La incertidumbre engordará el déficit

Rafael Vidal
La Unión Europea continúa teniendo a España en la mesa de observación, a pesar de los constantes halagos por sus logros económicos. Se confirma el "sí, pero no" del Fondo Monetario Internacional que venía a decir que, en el fondo, todo ha sido cuestión de suerte, ya que sin la caída del precio del petróleo y de los tipos de interés seguiríamos en el agujero, aunque esta cuestión del "agujero" es muy relativa, ya que una buena parte de la población española aún sigue en el y con escasas posibilidades de salir.
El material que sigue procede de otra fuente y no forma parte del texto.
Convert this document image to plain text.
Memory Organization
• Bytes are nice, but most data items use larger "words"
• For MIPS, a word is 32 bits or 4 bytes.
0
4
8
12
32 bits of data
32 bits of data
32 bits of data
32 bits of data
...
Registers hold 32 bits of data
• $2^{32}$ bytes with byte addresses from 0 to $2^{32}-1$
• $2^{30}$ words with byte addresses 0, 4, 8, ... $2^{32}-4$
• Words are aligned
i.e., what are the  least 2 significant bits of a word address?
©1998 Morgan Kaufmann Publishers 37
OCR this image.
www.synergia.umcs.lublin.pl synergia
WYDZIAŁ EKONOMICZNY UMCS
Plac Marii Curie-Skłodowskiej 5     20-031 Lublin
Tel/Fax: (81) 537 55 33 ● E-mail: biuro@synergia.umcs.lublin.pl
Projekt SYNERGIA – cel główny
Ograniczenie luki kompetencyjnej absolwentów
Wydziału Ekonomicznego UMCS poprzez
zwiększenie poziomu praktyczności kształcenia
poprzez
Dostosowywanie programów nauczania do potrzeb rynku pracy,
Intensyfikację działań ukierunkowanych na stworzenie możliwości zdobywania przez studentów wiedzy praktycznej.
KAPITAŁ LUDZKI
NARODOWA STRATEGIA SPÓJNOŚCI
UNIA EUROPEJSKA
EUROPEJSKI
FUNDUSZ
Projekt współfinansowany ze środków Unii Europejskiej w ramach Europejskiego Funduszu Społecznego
Dicen los técnicos de la U.E. que tenemos un fiscalidad frágil y que el endeudamiento es excesivo, una situación que parecía no tener importancia cuando los factores externos nos ayudaban, pero a partir de ahora hay que dar por supuesto que el petróleo seguirá caro, que los tipos de interés subirán en algún momento y que, por tanto, nuestra prima de riesgo volverá a subir.

Toda esa parrafada se puede resumir en una palabra: incertidumbre, lo cual pinta un panorama sombrío para la economía española del cual se deduce que el déficit para este año puede alcanzar el 3,5%, en lugar del 3,1% pactado con la U.E.. De ser así, y los técnicos no lo plantean como una simple suposición, haría falta un ajuste extraordinario de 4.300 millones de euros, es decir, que estamos como siempre en los últimos años, a punto de cumplir, y todo ello porque el Gobierno que ha gestionado la crisis sólo ha centrado los ajustes en algunos aspectos del mercado laboral, en infraestructuras, en Sanidad y en Educación, olvidando, a propósito, el aparato administrativo estatal y autonómico. Tenemos demasiada administración, pero eso no lo reconocerán nunca los administradores. Al final habrá que ajustar unos miles de millones de a saber dónde para cumplir las normas de nuestros administradores, a los que pagamos unos sueldos estupendos y eso incluye a los técnicos de la UE.